Experimentelle und konstruktive Algebra (GRK 1632)

 

Das Graduiertenkolleg Experimentelle und konstruktive Algebra untersucht abstrakte algebraische Fragestellungen mit experimentellen Methoden. Der Computer dient hierbei als Mikroskop und Werkzeug. Die ständige Weiterentwicklung der entsprechenden Methoden ermöglicht zum einen immer tiefere Einblicke in die Welt der Mathematik und erlaubt zum anderen auch Anwendern die Verwendung der Algorithmen und Resultate ohne Einarbeitung in die meist schwierige Theorie im Hintergrund.

Forschungsschwerpunkte

Die Algebra-Gruppe der RWTH Aachen leistet seit 1968 Pionierarbeit in der Computeralgebra, u.a. durch die Entwicklung der Computeralgebrasysteme GAP, CHEVIE und CARAT und ihre Beiträge zum modularen Atlas-Projekt.
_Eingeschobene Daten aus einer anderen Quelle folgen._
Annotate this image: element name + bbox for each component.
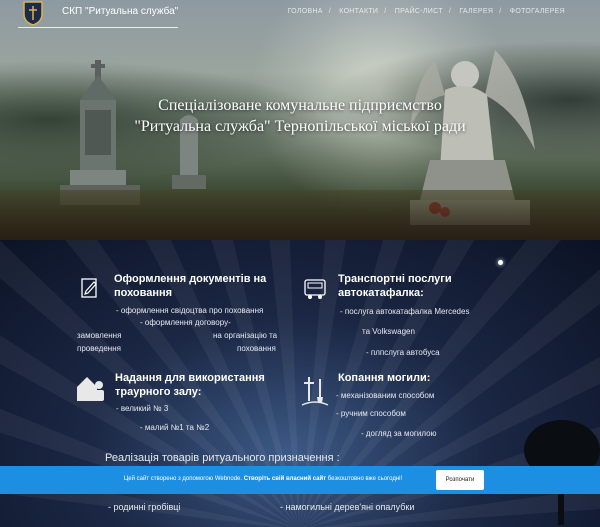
house-people-icon (77, 377, 104, 401)
nav-separator: / (384, 8, 387, 15)
service-hall-item: - малий №1 та №2 (140, 423, 210, 432)
service-transport-item: - плпслуга автобуса (366, 348, 440, 357)
document-pen-icon (81, 278, 97, 298)
nav-separator: / (448, 8, 452, 15)
service-transport-title-line2: автокатафалка: (338, 287, 424, 299)
service-documents-title: Оформлення документів на поховання (114, 272, 266, 300)
banner-text-link[interactable]: Створіть свій власний сайт (244, 476, 326, 482)
hero-title: Спеціалізоване комунальне підприємство "… (0, 95, 600, 137)
banner-text-end: безкоштовно вже сьогодні! (327, 476, 403, 482)
service-hall-item: - великий № 3 (116, 404, 169, 413)
service-grave-title: Копання могили: (338, 372, 431, 384)
bus-icon (304, 279, 326, 299)
service-documents-item: - оформлення свідоцтва про поховання (116, 306, 264, 315)
nav-item-home[interactable]: ГОЛОВНА (287, 8, 322, 15)
sale-item: - намогильні дерев'яні опалубки (280, 502, 415, 512)
hero-ground (0, 190, 600, 240)
service-transport-title: Транспортні послуги автокатафалка: (338, 272, 452, 300)
service-transport-item: та Volkswagen (362, 327, 415, 336)
nav-separator: / (499, 8, 502, 15)
banner-text-normal: Цей сайт створено з допомогою Webnode. (123, 476, 243, 482)
hero-title-line2: "Ритуальна служба" Тернопільської місько… (134, 118, 466, 135)
service-documents-item: поховання (237, 344, 276, 353)
service-grave-item: - механізованим способом (336, 391, 435, 400)
main-nav: ГОЛОВНА / КОНТАКТИ / ПРАЙС-ЛИСТ / ГАЛЕРЕЯ / … (284, 8, 568, 15)
nav-item-price-list[interactable]: ПРАЙС-ЛИСТ (395, 8, 443, 15)
service-grave-item: - ручним способом (336, 409, 406, 418)
coat-of-arms-icon (23, 1, 43, 26)
shovel-cross-icon (301, 377, 329, 406)
service-documents-title-line1: Оформлення документів на (114, 273, 267, 285)
service-documents-item: на організацію та (213, 331, 278, 340)
service-hall-title-line1: Надання для використання (115, 372, 265, 384)
nav-item-photo-gallery[interactable]: ФОТОГАЛЕРЕЯ (510, 8, 565, 15)
hero-banner: СКП "Ритуальна служба" ГОЛОВНА / КОНТАКТИ… (0, 0, 600, 240)
service-documents-item: - оформлення договору- (140, 318, 231, 327)
service-grave-item: - догляд за могилою (361, 429, 437, 438)
service-documents-item: замовлення (77, 331, 122, 340)
service-hall-title-line2: траурного залу: (115, 386, 202, 398)
hero-title-line1: Спеціалізоване комунальне підприємство (158, 97, 442, 114)
service-documents-title-line2: поховання (114, 287, 173, 299)
service-transport-item: - послуга автокатафалка Mercedes (340, 307, 470, 316)
service-transport-title-line1: Транспортні послуги (338, 273, 452, 285)
logo[interactable]: СКП "Ритуальна служба" (18, 0, 178, 28)
nav-item-gallery[interactable]: ГАЛЕРЕЯ (459, 8, 493, 15)
sale-item: - родинні гробівці (108, 502, 181, 512)
nav-separator: / (328, 8, 332, 15)
logo-text: СКП "Ритуальна служба" (62, 6, 179, 17)
webnode-promo-banner: Цей сайт створено з допомогою Webnode. С… (0, 466, 600, 494)
nav-item-contacts[interactable]: КОНТАКТИ (339, 8, 378, 15)
start-button[interactable]: Розпочати (436, 470, 484, 490)
sale-title: Реалізація товарів ритуального призначен… (105, 452, 340, 464)
star-glow (498, 260, 503, 265)
service-documents-item: проведення (77, 344, 121, 353)
service-hall-title: Надання для використання траурного залу: (115, 371, 265, 399)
Im Fokus unserer Forschung steht die Gruppentheorie, die mathematische Abstraktion des allgegenwärtigen Symmetriekonzepts. Der Computer ist das Mikroskop der Mathematiker, mit dem sie abstrakt gegebene Objekte experimentell untersuchen.

Die ständige Weiterenwicklung der entsprechenden Methoden ermöglicht zum einen immer tiefere Einblicke in die Welt der Mathematik und erlaubt zum anderen auch Anwenderinnen und Anwendern die Verwendung der Algorithmen und Resultate ohne Einarbeitung in die meist schwierige Theorie im Hintergrund.

Dieser experimentelle Zugang ebnet auch den jungen Doktorandinnen und Doktoranden einen direkten Weg zum Verständnis tiefliegender mathematischer Sachverhalte.

Innermathematischer Brückenbau

Das zweite charakteristische Merkmal dieses Kollegs ist „innermathematischer Brückenbau“. Die beteiligten Wissenschaftlerinnen und Wissenschaftler forschen auf unterschiedlichen Gebieten der Mathematik, zwischen denen jedoch vielfältige Verbindungen bestehen, die in diesem Kolleg in verschiedenen Richtungen noch weiter ausgebaut und verstärkt werden sollen.

Aus den sich ergebenden Synergieeffekten resultieren meist innovative Ansätze und alternative Sichtweisen, die schließlich zu einer wesentlichen Verbesserung nicht nur der algorithmischen Methoden führen. Dabei ist neben dem konstruktiven Zugang auch die Symmetrie ein übergreifendes gemeinsames Prinzip.

Jede Dissertation liegt auf der Schnittstelle der Forschungsgebiete von mindestens zwei beteiligten Professoren und ermöglicht so Einblicke in methodisch und thematisch unterschiedliche Arbeitsgebiete, wodurch die wissenschaftliche Ausbildung der Doktorandinnen und Doktoranden mit wenig Zusatzaufwand verbreitert wird.

Sprecherin

Sprecherin des Graduiertenkollegs ist Professor Dr. Gabriele Nebe vom Lehr- und Forschungsgebiet Mathematik (Algebra).